In 2017, a change in US law pushed by US President Donald Trump reduced the tax incentive for charitable gifts, eliminating for many the ability to deduct the value of donations from their income when calculating income tax. Since then, taxpayers could only deduct charitable gifts if the combined total exceeds the “standard deduction”, which for a single person is relatively high—$12,400 in 2020 (or $24,800 for a married couple). So for donors who do not make large gifts, charitable giving lost its tax charm.
The new CARES Act has added two incentives: allowing all taxpayers to deduct up to $300 of gifts, and for bigger donors, increasing the cap for deductions from 60% to 100% of “adjusted gross income” for 2020. The Boston museums are asking that both caps be permanently eliminated. The CARES incentives are not universal, though: they apply only to cash gifts, not donated art works or securities, and do not apply to all recipients—private family foundations, for example, are excluded.

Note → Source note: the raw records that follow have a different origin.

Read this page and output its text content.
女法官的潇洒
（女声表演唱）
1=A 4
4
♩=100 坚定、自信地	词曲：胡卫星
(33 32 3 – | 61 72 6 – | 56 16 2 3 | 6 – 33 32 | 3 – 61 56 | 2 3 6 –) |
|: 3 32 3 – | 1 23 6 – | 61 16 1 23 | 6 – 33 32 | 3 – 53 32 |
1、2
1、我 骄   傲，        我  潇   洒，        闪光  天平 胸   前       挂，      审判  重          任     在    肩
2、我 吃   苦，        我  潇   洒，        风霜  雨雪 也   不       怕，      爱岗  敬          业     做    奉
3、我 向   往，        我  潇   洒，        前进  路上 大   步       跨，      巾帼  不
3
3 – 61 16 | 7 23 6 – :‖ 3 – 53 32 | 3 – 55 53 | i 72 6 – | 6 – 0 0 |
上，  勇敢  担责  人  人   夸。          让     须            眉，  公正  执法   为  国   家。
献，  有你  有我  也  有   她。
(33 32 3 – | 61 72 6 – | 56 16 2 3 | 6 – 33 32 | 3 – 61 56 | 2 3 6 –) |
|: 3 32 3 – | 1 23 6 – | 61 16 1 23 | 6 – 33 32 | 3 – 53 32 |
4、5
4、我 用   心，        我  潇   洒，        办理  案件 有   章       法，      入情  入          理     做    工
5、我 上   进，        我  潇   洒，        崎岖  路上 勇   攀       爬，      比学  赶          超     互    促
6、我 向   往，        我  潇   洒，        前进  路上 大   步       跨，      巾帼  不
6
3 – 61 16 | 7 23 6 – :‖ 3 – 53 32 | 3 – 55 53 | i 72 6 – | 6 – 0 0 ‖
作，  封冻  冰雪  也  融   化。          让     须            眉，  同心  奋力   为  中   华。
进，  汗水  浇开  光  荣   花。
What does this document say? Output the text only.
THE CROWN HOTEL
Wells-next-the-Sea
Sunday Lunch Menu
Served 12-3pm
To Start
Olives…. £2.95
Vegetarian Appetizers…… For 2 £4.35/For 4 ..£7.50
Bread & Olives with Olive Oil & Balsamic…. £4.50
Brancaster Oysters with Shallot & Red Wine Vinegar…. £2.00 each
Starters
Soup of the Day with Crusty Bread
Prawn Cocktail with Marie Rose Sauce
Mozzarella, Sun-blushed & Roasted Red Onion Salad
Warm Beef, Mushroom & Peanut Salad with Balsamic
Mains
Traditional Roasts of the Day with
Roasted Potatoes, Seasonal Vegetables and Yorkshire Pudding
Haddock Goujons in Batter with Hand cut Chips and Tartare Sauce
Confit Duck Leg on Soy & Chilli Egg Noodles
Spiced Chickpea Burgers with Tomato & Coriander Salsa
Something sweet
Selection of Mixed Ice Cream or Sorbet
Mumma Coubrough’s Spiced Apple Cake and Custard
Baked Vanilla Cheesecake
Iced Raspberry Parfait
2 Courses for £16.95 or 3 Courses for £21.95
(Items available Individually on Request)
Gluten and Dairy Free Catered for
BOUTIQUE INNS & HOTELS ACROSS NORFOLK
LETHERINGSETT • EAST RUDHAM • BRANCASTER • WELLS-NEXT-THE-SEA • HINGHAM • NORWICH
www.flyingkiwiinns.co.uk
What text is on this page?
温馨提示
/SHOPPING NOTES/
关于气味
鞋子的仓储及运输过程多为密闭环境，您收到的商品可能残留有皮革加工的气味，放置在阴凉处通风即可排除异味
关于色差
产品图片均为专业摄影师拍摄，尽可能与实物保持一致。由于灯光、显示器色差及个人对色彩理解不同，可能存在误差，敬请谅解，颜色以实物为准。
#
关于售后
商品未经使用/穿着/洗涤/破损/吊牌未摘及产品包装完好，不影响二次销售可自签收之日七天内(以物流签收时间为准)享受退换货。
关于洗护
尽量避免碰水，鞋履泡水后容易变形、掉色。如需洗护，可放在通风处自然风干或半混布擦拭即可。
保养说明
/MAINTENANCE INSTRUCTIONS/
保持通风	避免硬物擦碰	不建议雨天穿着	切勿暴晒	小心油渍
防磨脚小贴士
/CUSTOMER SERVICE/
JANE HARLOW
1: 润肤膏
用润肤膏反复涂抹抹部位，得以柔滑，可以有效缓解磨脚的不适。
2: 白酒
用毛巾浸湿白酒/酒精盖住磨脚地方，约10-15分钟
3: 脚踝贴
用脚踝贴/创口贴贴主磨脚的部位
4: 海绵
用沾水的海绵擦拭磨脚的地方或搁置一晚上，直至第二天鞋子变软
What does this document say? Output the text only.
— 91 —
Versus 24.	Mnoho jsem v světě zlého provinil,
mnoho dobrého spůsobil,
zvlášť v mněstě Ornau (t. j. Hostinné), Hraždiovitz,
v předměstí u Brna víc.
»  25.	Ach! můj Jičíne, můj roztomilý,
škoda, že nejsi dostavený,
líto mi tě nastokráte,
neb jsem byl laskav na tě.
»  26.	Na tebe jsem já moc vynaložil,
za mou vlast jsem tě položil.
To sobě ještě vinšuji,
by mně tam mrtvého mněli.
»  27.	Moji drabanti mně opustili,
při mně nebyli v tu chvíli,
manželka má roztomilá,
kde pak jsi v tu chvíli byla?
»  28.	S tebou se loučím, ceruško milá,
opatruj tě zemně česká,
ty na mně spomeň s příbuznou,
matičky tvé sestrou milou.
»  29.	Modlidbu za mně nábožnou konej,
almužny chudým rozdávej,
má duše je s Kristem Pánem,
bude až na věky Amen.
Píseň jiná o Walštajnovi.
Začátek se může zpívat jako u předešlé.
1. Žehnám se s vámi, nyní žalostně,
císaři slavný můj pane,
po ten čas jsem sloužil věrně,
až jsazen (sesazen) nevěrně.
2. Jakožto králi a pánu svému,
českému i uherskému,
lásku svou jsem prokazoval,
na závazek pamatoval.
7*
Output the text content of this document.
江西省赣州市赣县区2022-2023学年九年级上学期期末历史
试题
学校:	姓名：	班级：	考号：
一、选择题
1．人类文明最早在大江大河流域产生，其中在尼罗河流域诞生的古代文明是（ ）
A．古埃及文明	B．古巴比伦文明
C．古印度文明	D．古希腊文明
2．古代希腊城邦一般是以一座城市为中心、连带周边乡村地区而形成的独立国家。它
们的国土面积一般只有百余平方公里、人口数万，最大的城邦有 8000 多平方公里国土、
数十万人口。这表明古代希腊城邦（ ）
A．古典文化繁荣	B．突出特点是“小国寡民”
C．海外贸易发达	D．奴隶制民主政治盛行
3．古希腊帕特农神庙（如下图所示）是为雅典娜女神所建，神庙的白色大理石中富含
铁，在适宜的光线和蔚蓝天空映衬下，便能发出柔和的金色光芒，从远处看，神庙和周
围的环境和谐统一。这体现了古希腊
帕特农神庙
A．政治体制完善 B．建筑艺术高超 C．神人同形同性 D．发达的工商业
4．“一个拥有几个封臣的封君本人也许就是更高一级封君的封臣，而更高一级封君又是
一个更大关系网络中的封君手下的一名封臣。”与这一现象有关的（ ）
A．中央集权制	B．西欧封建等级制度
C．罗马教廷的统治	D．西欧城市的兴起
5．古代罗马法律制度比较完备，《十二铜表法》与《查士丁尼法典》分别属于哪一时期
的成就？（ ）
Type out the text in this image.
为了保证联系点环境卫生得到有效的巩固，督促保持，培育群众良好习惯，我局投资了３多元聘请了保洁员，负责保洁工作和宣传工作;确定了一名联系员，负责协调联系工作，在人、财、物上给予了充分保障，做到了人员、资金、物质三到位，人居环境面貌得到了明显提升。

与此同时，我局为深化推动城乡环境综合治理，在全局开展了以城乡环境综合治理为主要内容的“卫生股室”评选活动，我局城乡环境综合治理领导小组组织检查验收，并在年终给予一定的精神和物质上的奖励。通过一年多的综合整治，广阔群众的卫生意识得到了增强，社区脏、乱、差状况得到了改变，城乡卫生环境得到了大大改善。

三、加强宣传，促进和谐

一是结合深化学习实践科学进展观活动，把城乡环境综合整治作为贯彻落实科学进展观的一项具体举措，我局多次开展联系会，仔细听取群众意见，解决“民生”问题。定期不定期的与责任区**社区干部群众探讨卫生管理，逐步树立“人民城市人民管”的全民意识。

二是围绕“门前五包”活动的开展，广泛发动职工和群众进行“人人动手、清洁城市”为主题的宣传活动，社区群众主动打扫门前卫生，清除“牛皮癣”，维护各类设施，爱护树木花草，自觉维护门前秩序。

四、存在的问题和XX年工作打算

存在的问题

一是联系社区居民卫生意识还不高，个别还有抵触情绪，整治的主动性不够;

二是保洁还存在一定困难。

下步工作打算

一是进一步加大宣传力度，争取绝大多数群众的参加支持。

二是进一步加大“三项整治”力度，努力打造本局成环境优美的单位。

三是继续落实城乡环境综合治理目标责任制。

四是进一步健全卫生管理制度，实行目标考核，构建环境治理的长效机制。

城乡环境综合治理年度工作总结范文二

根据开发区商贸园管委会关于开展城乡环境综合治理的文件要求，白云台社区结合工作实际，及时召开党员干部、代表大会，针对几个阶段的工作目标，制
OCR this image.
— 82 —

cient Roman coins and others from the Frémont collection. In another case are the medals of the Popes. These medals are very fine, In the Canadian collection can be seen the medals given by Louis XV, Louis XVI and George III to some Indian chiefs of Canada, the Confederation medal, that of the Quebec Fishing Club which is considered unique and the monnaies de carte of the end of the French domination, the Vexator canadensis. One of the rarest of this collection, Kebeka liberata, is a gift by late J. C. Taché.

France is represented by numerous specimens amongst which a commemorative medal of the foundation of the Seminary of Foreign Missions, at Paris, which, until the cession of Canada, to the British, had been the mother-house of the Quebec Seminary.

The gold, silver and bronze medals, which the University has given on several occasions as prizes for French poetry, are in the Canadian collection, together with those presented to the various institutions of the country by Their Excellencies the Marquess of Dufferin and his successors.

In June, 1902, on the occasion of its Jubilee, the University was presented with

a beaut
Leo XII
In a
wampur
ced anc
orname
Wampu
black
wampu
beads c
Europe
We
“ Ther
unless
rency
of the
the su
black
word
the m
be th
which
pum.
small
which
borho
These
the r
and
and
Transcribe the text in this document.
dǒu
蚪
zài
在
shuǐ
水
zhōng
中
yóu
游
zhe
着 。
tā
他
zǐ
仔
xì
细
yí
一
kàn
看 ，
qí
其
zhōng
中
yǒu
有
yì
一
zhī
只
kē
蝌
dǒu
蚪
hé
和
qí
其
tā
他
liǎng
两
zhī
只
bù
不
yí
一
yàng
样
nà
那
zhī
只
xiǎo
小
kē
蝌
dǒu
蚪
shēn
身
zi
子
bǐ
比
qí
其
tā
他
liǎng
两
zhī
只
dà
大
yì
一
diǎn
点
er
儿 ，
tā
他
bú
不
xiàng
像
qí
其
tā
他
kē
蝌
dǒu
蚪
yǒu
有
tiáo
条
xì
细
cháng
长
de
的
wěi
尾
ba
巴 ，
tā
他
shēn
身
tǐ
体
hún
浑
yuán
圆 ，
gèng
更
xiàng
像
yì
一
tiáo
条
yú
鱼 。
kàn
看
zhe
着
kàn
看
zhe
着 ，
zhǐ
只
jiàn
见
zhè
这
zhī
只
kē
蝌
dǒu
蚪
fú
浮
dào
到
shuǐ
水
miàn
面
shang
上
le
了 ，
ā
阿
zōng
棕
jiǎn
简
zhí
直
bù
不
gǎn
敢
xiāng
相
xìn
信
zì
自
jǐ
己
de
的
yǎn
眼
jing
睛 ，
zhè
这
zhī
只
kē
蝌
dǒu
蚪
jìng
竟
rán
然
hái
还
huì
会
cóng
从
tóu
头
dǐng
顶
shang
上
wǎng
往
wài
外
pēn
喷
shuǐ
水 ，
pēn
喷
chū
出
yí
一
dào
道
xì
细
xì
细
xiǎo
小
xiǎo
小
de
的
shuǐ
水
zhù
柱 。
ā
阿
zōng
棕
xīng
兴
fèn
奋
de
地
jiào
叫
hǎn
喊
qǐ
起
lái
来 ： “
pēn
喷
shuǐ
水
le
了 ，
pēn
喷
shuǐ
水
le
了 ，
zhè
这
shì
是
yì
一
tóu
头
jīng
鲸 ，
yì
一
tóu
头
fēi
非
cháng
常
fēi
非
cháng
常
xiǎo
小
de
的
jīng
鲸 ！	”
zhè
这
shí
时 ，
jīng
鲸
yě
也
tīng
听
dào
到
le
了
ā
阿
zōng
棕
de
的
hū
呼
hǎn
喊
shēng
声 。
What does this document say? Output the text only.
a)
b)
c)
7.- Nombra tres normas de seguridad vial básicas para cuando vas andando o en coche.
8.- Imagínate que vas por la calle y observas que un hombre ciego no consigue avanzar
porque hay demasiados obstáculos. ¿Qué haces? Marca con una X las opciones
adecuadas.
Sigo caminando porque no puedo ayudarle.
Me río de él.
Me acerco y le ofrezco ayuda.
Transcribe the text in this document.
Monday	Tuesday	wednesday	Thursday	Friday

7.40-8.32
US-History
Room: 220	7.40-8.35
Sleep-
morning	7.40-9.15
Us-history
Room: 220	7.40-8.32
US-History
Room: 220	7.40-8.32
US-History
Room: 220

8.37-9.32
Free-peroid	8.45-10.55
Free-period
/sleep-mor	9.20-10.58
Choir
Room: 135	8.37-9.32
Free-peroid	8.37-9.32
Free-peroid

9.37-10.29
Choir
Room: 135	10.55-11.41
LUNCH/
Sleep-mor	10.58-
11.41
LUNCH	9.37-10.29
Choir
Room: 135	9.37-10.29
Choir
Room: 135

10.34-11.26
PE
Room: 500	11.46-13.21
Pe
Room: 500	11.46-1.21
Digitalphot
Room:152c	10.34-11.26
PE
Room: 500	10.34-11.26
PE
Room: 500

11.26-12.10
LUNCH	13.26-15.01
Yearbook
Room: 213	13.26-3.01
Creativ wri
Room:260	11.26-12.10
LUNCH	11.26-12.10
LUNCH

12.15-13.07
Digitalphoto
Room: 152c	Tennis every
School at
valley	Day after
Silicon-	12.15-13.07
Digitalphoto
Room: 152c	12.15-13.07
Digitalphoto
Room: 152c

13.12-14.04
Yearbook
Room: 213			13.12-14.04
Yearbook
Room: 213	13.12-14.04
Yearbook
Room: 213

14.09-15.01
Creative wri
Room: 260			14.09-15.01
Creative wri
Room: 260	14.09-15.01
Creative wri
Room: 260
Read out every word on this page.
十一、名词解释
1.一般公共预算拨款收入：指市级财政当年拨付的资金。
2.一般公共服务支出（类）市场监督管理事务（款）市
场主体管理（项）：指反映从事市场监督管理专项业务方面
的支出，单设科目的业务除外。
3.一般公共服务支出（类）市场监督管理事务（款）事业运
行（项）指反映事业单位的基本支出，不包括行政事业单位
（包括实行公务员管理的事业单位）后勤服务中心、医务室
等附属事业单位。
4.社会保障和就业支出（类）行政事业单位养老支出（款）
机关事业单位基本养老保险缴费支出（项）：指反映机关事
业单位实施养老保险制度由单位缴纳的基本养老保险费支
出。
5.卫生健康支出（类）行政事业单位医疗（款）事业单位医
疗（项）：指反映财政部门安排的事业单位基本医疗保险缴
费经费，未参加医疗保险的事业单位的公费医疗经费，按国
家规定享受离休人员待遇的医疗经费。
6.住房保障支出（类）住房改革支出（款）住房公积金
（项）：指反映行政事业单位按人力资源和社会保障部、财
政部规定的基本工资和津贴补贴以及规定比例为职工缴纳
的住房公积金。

Anne Morgan, the director of estate and planned giving at the Field Museum in Chicago, says that the ability to deduct up to 100% of adjusted gross income “will hopefully encourage larger gifts to make a transformational impact”.
It is too early, however, to tell how much these temporary changes to the tax lay will actually help museums. One early indicator may be the national wide Giving Tuesday campaign, which was moved up from its usual post-Thanksgiving timing to take play in May because of the Covid-19 crisis. “Hopefully this will help people give more to the charitable organisations they love,” Morgan says.